Dare senso al proprio tempo è una questione assai rilevante per ogni essere umano. L’aforisma “panta rei”, attribuito ad Eraclito di Efeso, nei secoli è stato tradotto con “tutto scorre” ma questa interpretazione rischia di lasciare una sorta di fissità all’uomo che, a quel punto, potrebbe pensare di rimanere comodo vedendo scorrere i propri giorni come su uno schermo.
In realtà, ci rendiamo ben conto, la vita è costantemente in divenire e ciascuno è in cammino, capace di andare in una direzione o in un’altra anche se apparentemente potrebbe percepirsi fermo.

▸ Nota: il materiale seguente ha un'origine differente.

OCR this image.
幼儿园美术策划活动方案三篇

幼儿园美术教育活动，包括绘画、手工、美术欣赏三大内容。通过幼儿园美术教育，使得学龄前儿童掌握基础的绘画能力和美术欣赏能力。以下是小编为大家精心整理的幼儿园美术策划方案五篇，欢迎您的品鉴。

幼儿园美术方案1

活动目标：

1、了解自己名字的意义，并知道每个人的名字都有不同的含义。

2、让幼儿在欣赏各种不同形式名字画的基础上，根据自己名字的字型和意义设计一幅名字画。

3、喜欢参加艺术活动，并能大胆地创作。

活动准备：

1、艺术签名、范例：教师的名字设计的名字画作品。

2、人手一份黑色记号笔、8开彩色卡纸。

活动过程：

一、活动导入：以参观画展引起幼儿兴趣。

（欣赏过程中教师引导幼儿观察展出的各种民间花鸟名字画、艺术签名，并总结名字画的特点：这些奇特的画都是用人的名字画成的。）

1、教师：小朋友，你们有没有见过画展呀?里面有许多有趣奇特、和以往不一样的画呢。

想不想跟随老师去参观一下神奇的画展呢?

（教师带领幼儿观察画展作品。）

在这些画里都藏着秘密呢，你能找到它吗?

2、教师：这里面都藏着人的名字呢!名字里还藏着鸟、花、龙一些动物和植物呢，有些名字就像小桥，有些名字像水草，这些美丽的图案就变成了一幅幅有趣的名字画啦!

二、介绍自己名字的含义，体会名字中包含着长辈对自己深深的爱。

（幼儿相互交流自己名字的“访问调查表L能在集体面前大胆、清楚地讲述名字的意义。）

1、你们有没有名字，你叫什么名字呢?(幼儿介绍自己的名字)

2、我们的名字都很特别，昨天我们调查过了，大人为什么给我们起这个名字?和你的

Una sovrastimolazione, oggi, porta molti a vivere il tempo e lo scorrere dei propri giorni in modo ansiogeno con una frenesia di avere ed essere mai appagabile. Questo perchè spinti a consegnare la vita a questa o a quella esperienza, o all’avere qualcosa di sempre nuovo e mai utilizzabile fino in fondo.
Eppure per vivere il tempo è necessario fermarsi, attendere ed ascoltare. È così che troviamo il sapore e la prospettiva di ogni momento, quel gusto che risuona dentro ciascuno quando sta nelle piccole cose di ogni giorno lasciandosi meravigliare o emozionare. Anche se si tratta di esperienze che appartengono al ritmo quodiano, non più percepito come “noiosa routine di tutti i giorni”!

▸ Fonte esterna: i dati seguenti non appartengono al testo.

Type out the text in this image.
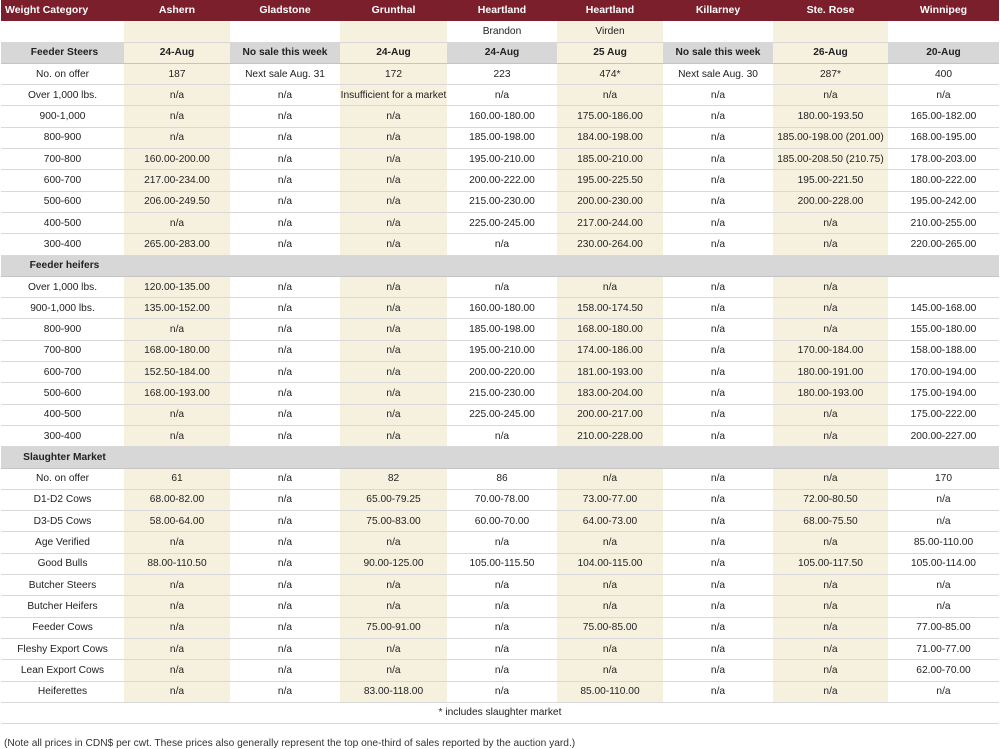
Weight Category	Ashern	Gladstone	Grunthal	Heartland	Heartland	Killarney	Ste. Rose	Winnipeg
				Brandon	Virden			
Feeder Steers	24-Aug	No sale this week	24-Aug	24-Aug	25 Aug	No sale this week	26-Aug	20-Aug
No. on offer	187	Next sale Aug. 31	172	223	474*	Next sale Aug. 30	287*	400
Over 1,000 lbs.	n/a	n/a	Insufficient for a market	n/a	n/a	n/a	n/a	n/a
900-1,000	n/a	n/a	n/a	160.00-180.00	175.00-186.00	n/a	180.00-193.50	165.00-182.00
800-900	n/a	n/a	n/a	185.00-198.00	184.00-198.00	n/a	185.00-198.00 (201.00)	168.00-195.00
700-800	160.00-200.00	n/a	n/a	195.00-210.00	185.00-210.00	n/a	185.00-208.50 (210.75)	178.00-203.00
600-700	217.00-234.00	n/a	n/a	200.00-222.00	195.00-225.50	n/a	195.00-221.50	180.00-222.00
500-600	206.00-249.50	n/a	n/a	215.00-230.00	200.00-230.00	n/a	200.00-228.00	195.00-242.00
400-500	n/a	n/a	n/a	225.00-245.00	217.00-244.00	n/a	n/a	210.00-255.00
300-400	265.00-283.00	n/a	n/a	n/a	230.00-264.00	n/a	n/a	220.00-265.00
Feeder heifers								
Over 1,000 lbs.	120.00-135.00	n/a	n/a	n/a	n/a	n/a	n/a	
900-1,000 lbs.	135.00-152.00	n/a	n/a	160.00-180.00	158.00-174.50	n/a	n/a	145.00-168.00
800-900	n/a	n/a	n/a	185.00-198.00	168.00-180.00	n/a	n/a	155.00-180.00
700-800	168.00-180.00	n/a	n/a	195.00-210.00	174.00-186.00	n/a	170.00-184.00	158.00-188.00
600-700	152.50-184.00	n/a	n/a	200.00-220.00	181.00-193.00	n/a	180.00-191.00	170.00-194.00
500-600	168.00-193.00	n/a	n/a	215.00-230.00	183.00-204.00	n/a	180.00-193.00	175.00-194.00
400-500	n/a	n/a	n/a	225.00-245.00	200.00-217.00	n/a	n/a	175.00-222.00
300-400	n/a	n/a	n/a	n/a	210.00-228.00	n/a	n/a	200.00-227.00
Slaughter Market								
No. on offer	61	n/a	82	86	n/a	n/a	n/a	170
D1-D2 Cows	68.00-82.00	n/a	65.00-79.25	70.00-78.00	73.00-77.00	n/a	72.00-80.50	n/a
D3-D5 Cows	58.00-64.00	n/a	75.00-83.00	60.00-70.00	64.00-73.00	n/a	68.00-75.50	n/a
Age Verified	n/a	n/a	n/a	n/a	n/a	n/a	n/a	85.00-110.00
Good Bulls	88.00-110.50	n/a	90.00-125.00	105.00-115.50	104.00-115.00	n/a	105.00-117.50	105.00-114.00
Butcher Steers	n/a	n/a	n/a	n/a	n/a	n/a	n/a	n/a
Butcher Heifers	n/a	n/a	n/a	n/a	n/a	n/a	n/a	n/a
Feeder Cows	n/a	n/a	75.00-91.00	n/a	75.00-85.00	n/a	n/a	77.00-85.00
Fleshy Export Cows	n/a	n/a	n/a	n/a	n/a	n/a	n/a	71.00-77.00
Lean Export Cows	n/a	n/a	n/a	n/a	n/a	n/a	n/a	62.00-70.00
Heiferettes	n/a	n/a	83.00-118.00	n/a	85.00-110.00	n/a	n/a	n/a
* includes slaughter market								
(Note all prices in CDN$ per cwt. These prices also generally represent the top one-third of sales reported by the auction yard.)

Oggi la nostra Comunità di Danisinni celebra il tempo della propria storia rendendo grazie al Signore per due grandi testimoni di come si abita il tempo. Sant’Agnese di cui ricorre la festa liturgica e padre Liborio a trent’anni dalla sua dipartita al Cielo.
Lei che ha vissuto in pienezza il suo tempo fino ad essere martirizzata ad appena dodici anni. Agnese ci ricorda che la vita non è questione di numero di giorni ma di pienezza e lei, nella sua chiamata cristiana, ha risposto con la consacrazione totale al Signore. È l’amore la risposta alla propria esistenza e lei lo ha vissuto in questa vocazione così particolare, tanto da non accettare altre lusinghe e finanche la costrizione a sposarsi per avere salva la vita.
Padre Liborio che si è speso fino all’ultimo giorno per la Comunità di Danisinni, ci lasciava il 15 gennaio 1988, ha mostrato il cuore fermo e tenero del pastore a cui era stato affidato il piccolo gregge della nostra Parrocchia. Un frate cappuccino che si è speso quotidianamente per orientare il popolo a Cristo, l’unico che può dare speranza e significato all’uomo, sia a chi è provato da gravi indigenze e sia a chi pensa di avere tutto ma, in fondo, rimane vuoto. Lui che, sebbene provato da infermità fisiche, continuò a trovare gusto e senso nel servire i più piccoli. Anche attraverso semplici gesti come le gite parrocchiali, come a ricordare l’entusiamo delle cose da scoprire e condividere attraverso le relazioni con il prossimo.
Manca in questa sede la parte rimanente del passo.